In: Physics
I would like to know about the larger picture, current state and future prospects of the sequence of papers that were written by Sheldon Katz and Cumrun Vafa on F-theory. (Freddy Cachazo was also a co-author in many of these papers)
I guess the same is also known as "geometric engineering". (Kindly explain if that is not the same)
There have been recent works on F-theory by Cumrum Vafa, Jonathan Heckman and others.
I would like to know of how this recent work fits in with the earlier work by Katz and Vafa and where do people see this pursuit to be going and what does the community think of its future prospects.
Are these Katz-Vafa works a prospective field for beginning grad students?
I find these questions about the "current state" of old papers confusing because such questions about "current state" seem to assume that the validity of papers is changing like the weather. Well, it's not. The current state of the Katz-Vafa papers is that they are correct and important papers on F-theory that are almost 15 years old. It's very likely that they will always be correct and important papers from the late mid 1990s.
On the other hand, the recent (five years or so) F-theoretical bottom-up phenomenology by Vafa, Heckman, and others (let me mention Marsano, Saulina, Schafer-Nameki, Dolan, Wecht, Cecotti, Cheng, Seo, Kane) is still a relatively new research direction that continues to be very active. It sometimes uses older papers such as the Katz-Vafa ones but it is surely not "just about them". The newer work is focusing much more on the physics of singular cycles and phenomenological applications, among other things.

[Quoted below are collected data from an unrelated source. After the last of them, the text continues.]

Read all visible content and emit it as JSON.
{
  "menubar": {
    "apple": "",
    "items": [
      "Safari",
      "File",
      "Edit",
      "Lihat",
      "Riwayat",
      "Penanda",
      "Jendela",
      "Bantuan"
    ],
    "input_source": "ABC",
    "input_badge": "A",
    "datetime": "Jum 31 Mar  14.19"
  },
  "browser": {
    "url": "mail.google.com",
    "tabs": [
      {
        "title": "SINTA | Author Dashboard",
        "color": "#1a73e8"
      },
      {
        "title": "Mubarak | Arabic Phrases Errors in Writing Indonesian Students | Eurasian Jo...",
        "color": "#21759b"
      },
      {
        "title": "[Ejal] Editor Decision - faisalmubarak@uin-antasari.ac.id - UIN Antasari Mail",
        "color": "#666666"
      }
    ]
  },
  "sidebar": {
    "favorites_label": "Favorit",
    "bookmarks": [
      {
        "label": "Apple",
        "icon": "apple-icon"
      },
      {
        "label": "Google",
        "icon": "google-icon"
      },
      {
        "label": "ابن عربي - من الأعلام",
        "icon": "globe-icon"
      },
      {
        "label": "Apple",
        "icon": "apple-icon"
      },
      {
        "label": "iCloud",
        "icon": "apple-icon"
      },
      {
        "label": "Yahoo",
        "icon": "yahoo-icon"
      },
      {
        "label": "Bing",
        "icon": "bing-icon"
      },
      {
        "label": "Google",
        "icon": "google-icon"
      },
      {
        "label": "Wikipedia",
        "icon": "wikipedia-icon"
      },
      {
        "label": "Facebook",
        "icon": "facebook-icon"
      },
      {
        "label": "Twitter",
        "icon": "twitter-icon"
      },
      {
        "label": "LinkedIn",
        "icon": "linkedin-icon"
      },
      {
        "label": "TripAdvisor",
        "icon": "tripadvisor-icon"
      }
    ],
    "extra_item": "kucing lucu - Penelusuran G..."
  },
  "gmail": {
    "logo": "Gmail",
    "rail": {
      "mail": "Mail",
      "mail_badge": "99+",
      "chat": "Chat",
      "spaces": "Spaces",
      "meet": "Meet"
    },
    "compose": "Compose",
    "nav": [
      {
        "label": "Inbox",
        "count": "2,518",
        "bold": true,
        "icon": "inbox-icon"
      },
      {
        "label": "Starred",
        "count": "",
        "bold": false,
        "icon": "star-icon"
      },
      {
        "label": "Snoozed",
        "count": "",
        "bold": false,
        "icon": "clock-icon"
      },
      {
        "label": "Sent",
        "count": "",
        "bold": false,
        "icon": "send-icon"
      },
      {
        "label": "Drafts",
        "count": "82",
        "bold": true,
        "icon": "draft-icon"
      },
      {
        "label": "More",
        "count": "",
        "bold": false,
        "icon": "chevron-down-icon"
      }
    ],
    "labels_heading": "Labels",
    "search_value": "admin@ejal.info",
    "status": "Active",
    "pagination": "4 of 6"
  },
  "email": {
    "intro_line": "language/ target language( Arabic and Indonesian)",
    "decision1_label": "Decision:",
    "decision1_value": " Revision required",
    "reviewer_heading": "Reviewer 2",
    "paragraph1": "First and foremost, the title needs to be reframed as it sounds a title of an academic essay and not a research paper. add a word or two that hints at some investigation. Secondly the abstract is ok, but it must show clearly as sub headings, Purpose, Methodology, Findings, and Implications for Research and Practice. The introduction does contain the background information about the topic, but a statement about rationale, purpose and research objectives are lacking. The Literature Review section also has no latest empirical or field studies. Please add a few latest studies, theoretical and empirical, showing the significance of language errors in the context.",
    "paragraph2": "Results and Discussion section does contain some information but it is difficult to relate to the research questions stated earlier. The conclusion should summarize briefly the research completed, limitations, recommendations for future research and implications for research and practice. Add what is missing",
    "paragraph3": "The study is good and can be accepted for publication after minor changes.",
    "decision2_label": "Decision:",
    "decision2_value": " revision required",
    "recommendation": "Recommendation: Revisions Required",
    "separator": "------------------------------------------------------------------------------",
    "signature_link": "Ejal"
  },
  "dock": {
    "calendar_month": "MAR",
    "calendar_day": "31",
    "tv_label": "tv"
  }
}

The particular questions raised by the papers in the mid 1990s have been largely answered so there's not too much room for completely new fundamental research; however, that doesn't mean that you can't discover something completely new over there. The F-theory bottom-up phenomenology remains full of open questions and it's surely an excellent area of research if someone can get familiar with everything he needs. This F-theory phenomenology has become one of the 5-6 major "scenarios" how string theory could be realized in the real world.